L’ultima primavera del secolo di Domenico Ippolito: un romanzo di formazione moderno. Recensione

 L’ultima primavera del secolo di Domenico Ippolito: un romanzo di formazione moderno. Recensione

Mentre in Fabio esplode l’adolescenza, al di là dell’Adriatico esplode la guerra. Non che le due cose siano troppo diverse: come in un conflitto, anche nella crescita è difficile capire da che parte stare, chi frequentare, chi essere: alleato o nemico. Ma, per quante battaglie si debba affrontare, alla fine si arriva a un trattato di pace o a un armistizio con i propri dilemmi. E si cresce.

L’ultima primavera del secolo di Domenico Ippolito: la trama del libro

Fabio, un quindicenne impacciato alle prese con la scelta della scuola superiore, incontra Martina, una ragazza divertente e profonda, e per la prima volta scopre cosa voglia dire innamorarsi. Non capisce, però, cosa desideri quella ragazza con l’agenda piena di disegni enigmatici. Al di fuori del cortile della scuola, del piccolo ecosistema in cui vive Fabio, c’è la guerra. Nel marzo del 1999 scatta l’operazione Allied Forced e l’aeroporto di Gioia del Colle diventa la base dalla quale vengono lanciati i cacciabombardieri diretti in Serbia. La violenza, però, non resta relegata alle immagini trasmesse dai telegiornali sempre accesi, e Fabio viene toccato in prima persona.

Vivere in provincia: luci e ombre di Gioia del Colle

Si sa,  la vita di provincia non è mai facile. Anzi, è proprio spietata.
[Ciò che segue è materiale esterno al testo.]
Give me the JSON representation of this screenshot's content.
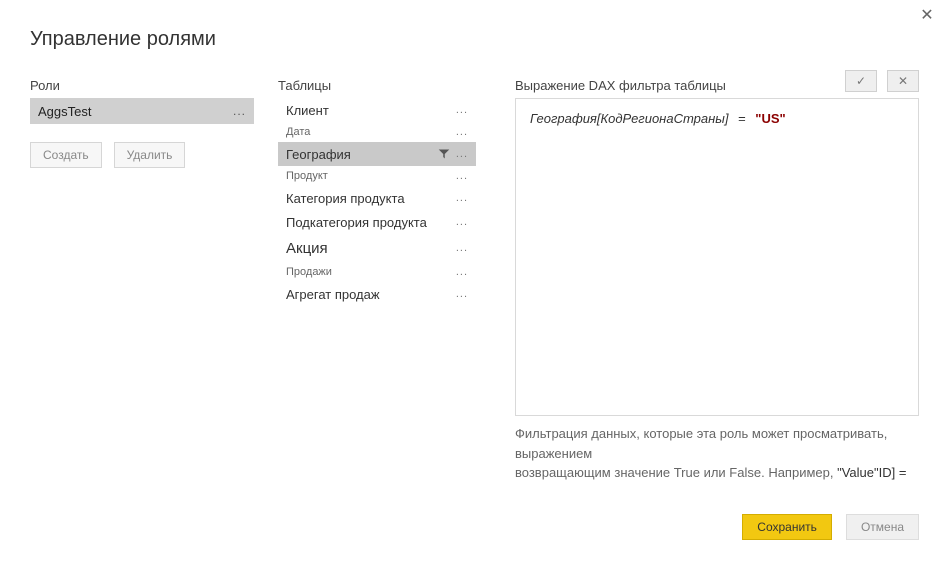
{
  "dialog": {
    "title": "Управление ролями",
    "close_label": "✕"
  },
  "roles": {
    "section_label": "Роли",
    "items": [
      {
        "name": "AggsTest",
        "selected": true
      }
    ],
    "create_label": "Создать",
    "delete_label": "Удалить"
  },
  "tables": {
    "section_label": "Таблицы",
    "items": [
      {
        "name": "Клиент",
        "size": "normal",
        "filtered": false
      },
      {
        "name": "Дата",
        "size": "small",
        "filtered": false
      },
      {
        "name": "География",
        "size": "normal",
        "filtered": true,
        "selected": true
      },
      {
        "name": "Продукт",
        "size": "small",
        "filtered": false
      },
      {
        "name": "Категория продукта",
        "size": "normal",
        "filtered": false
      },
      {
        "name": "Подкатегория продукта",
        "size": "normal",
        "filtered": false
      },
      {
        "name": "Акция",
        "size": "big",
        "filtered": false
      },
      {
        "name": "Продажи",
        "size": "small",
        "filtered": false
      },
      {
        "name": "Агрегат продаж",
        "size": "normal",
        "filtered": false
      }
    ]
  },
  "dax": {
    "section_label": "Выражение DAX фильтра таблицы",
    "confirm_icon": "✓",
    "cancel_icon": "✕",
    "expression": {
      "column": "География[КодРегионаСтраны]",
      "operator": "=",
      "value": "\"US\""
    },
    "hint_line1": "Фильтрация данных, которые эта роль может просматривать, выражением",
    "hint_line2_pre": "возвращающим значение True или False. Например,",
    "hint_line2_val": "\"Value\"",
    "hint_line2_post": "ID] ="
  },
  "footer": {
    "save_label": "Сохранить",
    "cancel_label": "Отмена"
  }
}
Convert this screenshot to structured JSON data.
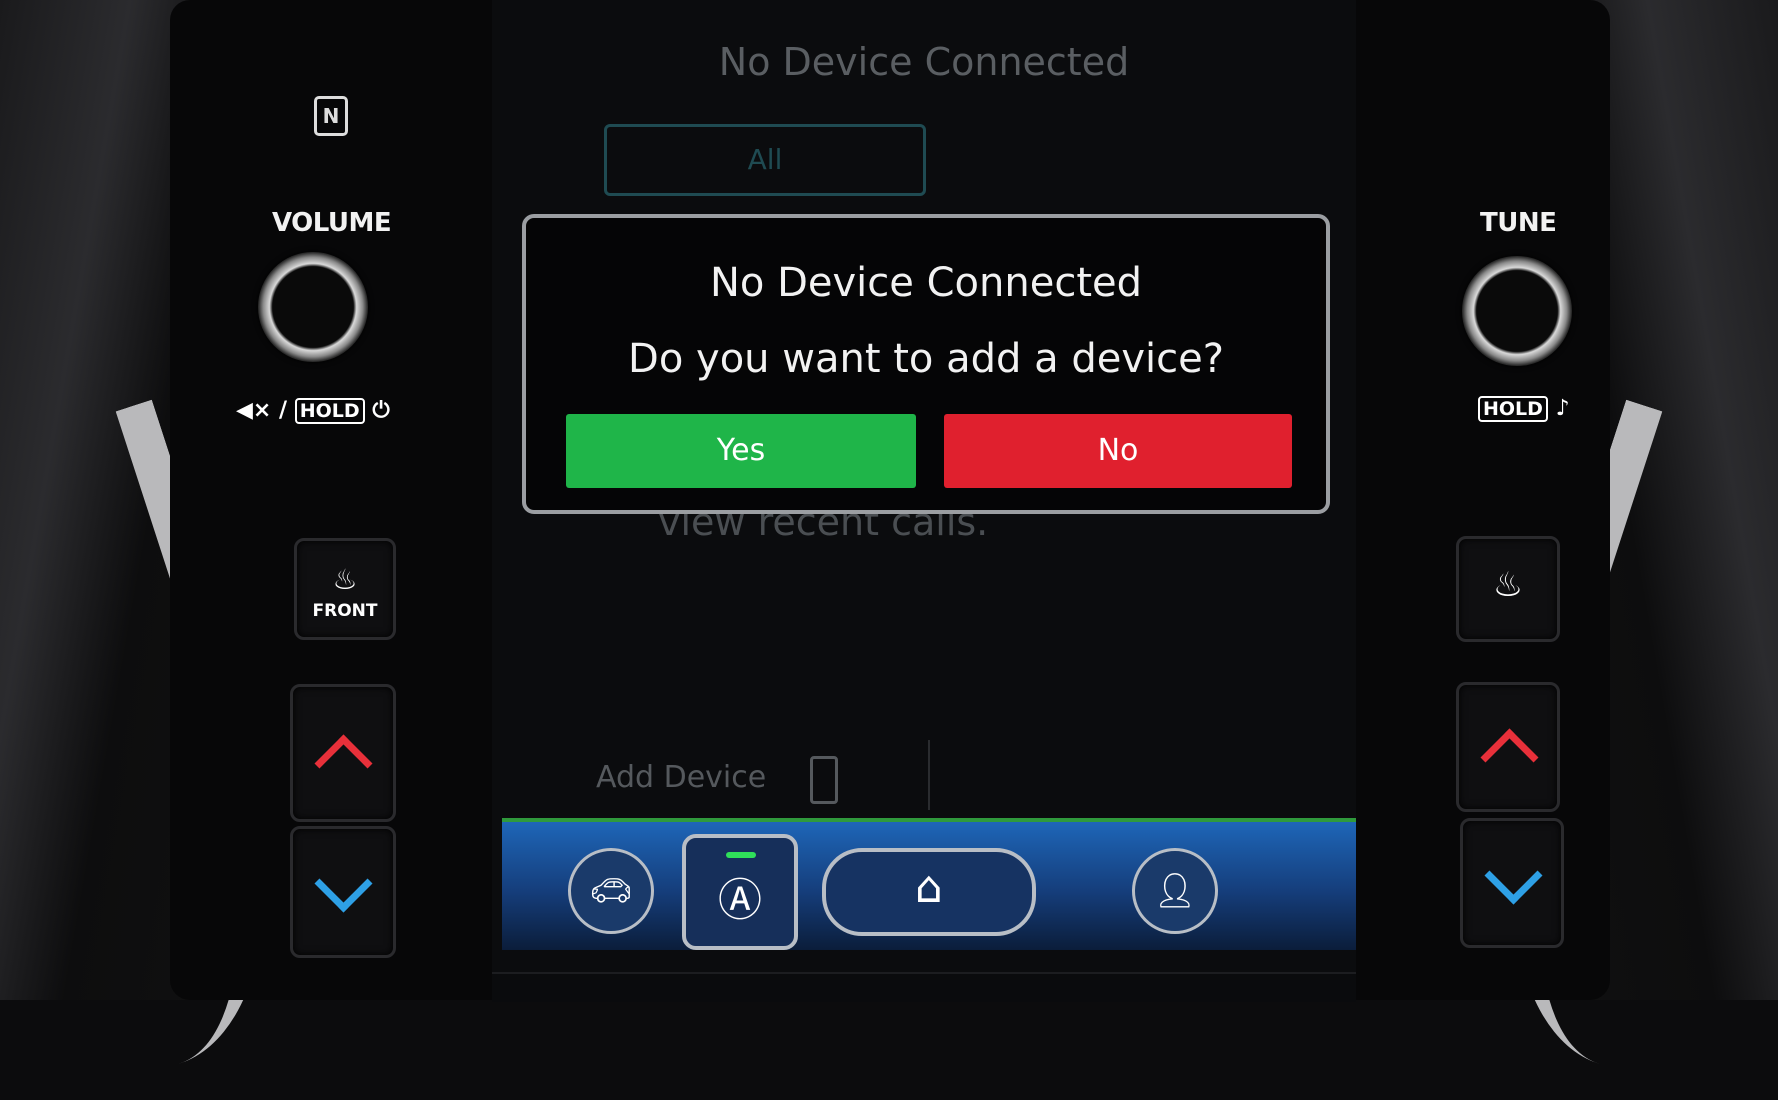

Si è “figli di” o “fratello/sorella di”, etichette e nomignoli vengono affibbiati a intere famiglie.  In provincia ti arrangi con ciò che hai, i pomeriggi sono scanditi dalle partite a calcetto con le stesse quattro facce che vedi dall’asilo e il liceo viene atteso con un misto di trepidazione e paura, giacché appare come una sorta di porta sul Mondo. Nel paesino di Fabio e Alessio il cinema non c’è, e la loro passione per il grande schermo, nata grazie alla loro professoressa di lettere, viene alimentata con fughe clandestine e amici che li fanno entrare di nascosto in sala, a patto di poter copiare i compiti di matematica.

Ben presto, però, dalle pedalate fino al cinema della cittadina più vicina, i due ragazzi si trovano coinvolti nella malavita locale. Ancora troppo giovani – e impauriti – per trovare il coraggio di schierarsi, Fabio e Alessio vengono scaraventati in un vortice di violenza e sopraffazione, sotto la guida di Beppe, un giovane spacciatore, e dell’ex carabiniere Sante Mercedes.

Amori adolescenziali e aerei militari

 Tra Fabio e Martina non è storia: lei sembra essere inafferrabile e lui non sa mai che pesci pigliare. Quando poi tra i corridoi del liceo si diffondono le voci che Martina sia una ragazza facile, Fabio è ancora più confuso. La ragazza sembra essere lontanissima, eppure è più vicina di quanto il protagonista possa sospettare. Tanto Martina appare lontana, quanto gli aerei militari sono vicini. La Puglia, frontiera dell’Adriatico, fa il doppio gioco: da una parte è una base di lancio dei cacciabombardieri, dall’altra uno sbarco per i profughi kosovari.

 L’ultima primavera del secolo: un romanzo di formazione

 Il romanzo d’esordio di Domenico Ippolito (pubblicato da Aporema Edizioni), nativo di Gioia del Colle, può essere ricondotto al genere del bildungsroman. Al centro c’è la crescita di Fabio, un percorso tortuoso come tutte le adolescenze. “Mi apparivano tutti come se venissero da un altro pianeta”, confessa Fabio mentre cerca di specchiarsi negli altri: genitori, amici, professori, delinquenti, senza però ritrovarsi in nessuno.

La narrazione procede per frasi brevi, scandite dalle emozioni burrascose della prima adolescenza. Una volta terminato il libro, qualsiasi sia stata la nostra storia, possiamo ritrovarci in quei ragazzini alla ricerca di se stessi in sella a una bicicletta. Ci possiamo ritrovare nelle stradine, nei cortili, nelle case diroccate, pur essendo situate a chilometri di distanza da casa nostra. Si sa, tutto il mondo è paese.